On me conduisit là-bas au Mex, près du palais, détruit aujourd’hui, où campèrent quelques semaines les soldats de Bonaparte. Dans les excavations des rochers bordant la mer, nous nous faufilâmes à grand peine, mon mari, deux officiers du bord, trois guides indigènes et moi la dernière et la plus intrépide, avide de tout voir et de tout connaître, avec cette belle curiosité de la jeunesse qui ne se retrouve plus jamais dans la suite…
Ce n’était pas chose facile de se diriger dans le labyrinthe de couloirs et de boyaux qu’offrent les ruines des catacombes. Creusées sous le règne de Dioclétien, ces catacombes partaient du cœur de la ville, pour aboutir à la mer, où, plusieurs fois par semaine, les chrétiens s’embarquaient afin d’échapper aux persécutions ou porter plus loin la bonne parole. On sait que cette période marqua l’apogée des persécutions en terre égyptienne. Le nouveau culte avait donné naissance à différents schismes, qui, rapidement, s’étaient propagés en haute et moyenne Égypte. Les prêtres des anciens dieux luttaient eux-mêmes éperdument, pour le maintien de la foi et des coutumes ancestrales.
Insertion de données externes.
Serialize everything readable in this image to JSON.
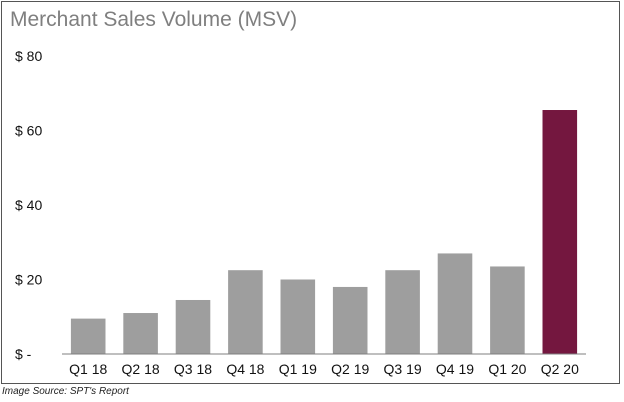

Les patriarches et les préfets, de races souvent distinctes, ne s’entendaient guère ; les Juifs qui maintenaient une partie des richesses du pays, fomentaient le trouble si facile à faire naître en ces âmes tourmentées, et les empereurs romains, excédés par les multiples ennuis que leur donnait cette province de l’Empire, ne demandaient qu’à sévir. Dioclétien avait déclaré qu’il ferait couler tant de sang à Alexandrie, que son cheval en aurait jusqu’au poitrail. Il tint parole ; durant huit jours, les ruisseaux de la ville furent rouges…
Les catacombes devinrent donc nécessaires, mais contrairement à celles de Rome, elles ne furent jamais, pour les adeptes de la religion nouvelle, qu’un asile temporaire.
Il en reste d’ailleurs bien peu de choses. A part la salle centrale, où se voit encore au plafond une colombe aux ailes déployées, et où, sans doute, devaient se célébrer les offices, le reste n’est qu’une suite de voies très étroites, — presque impraticables, peuplées d’insectes et de chauve-souris, — dont chaque jour la visite devient plus difficile et plus dangereuse à mesure que le sable se creuse et que la mer se rapproche. Pour moi, je sais bien que je ne me risquerais plus aujourd’hui à suivre cette route périlleuse que nous fîmes alors presque à quatre pattes, à demi étouffés et plongés à chaque instant dans l’obscurité, car le vent qui circule assez librement dans ces caves, éteignait constamment les bougies dont s’étaient munis nos guides.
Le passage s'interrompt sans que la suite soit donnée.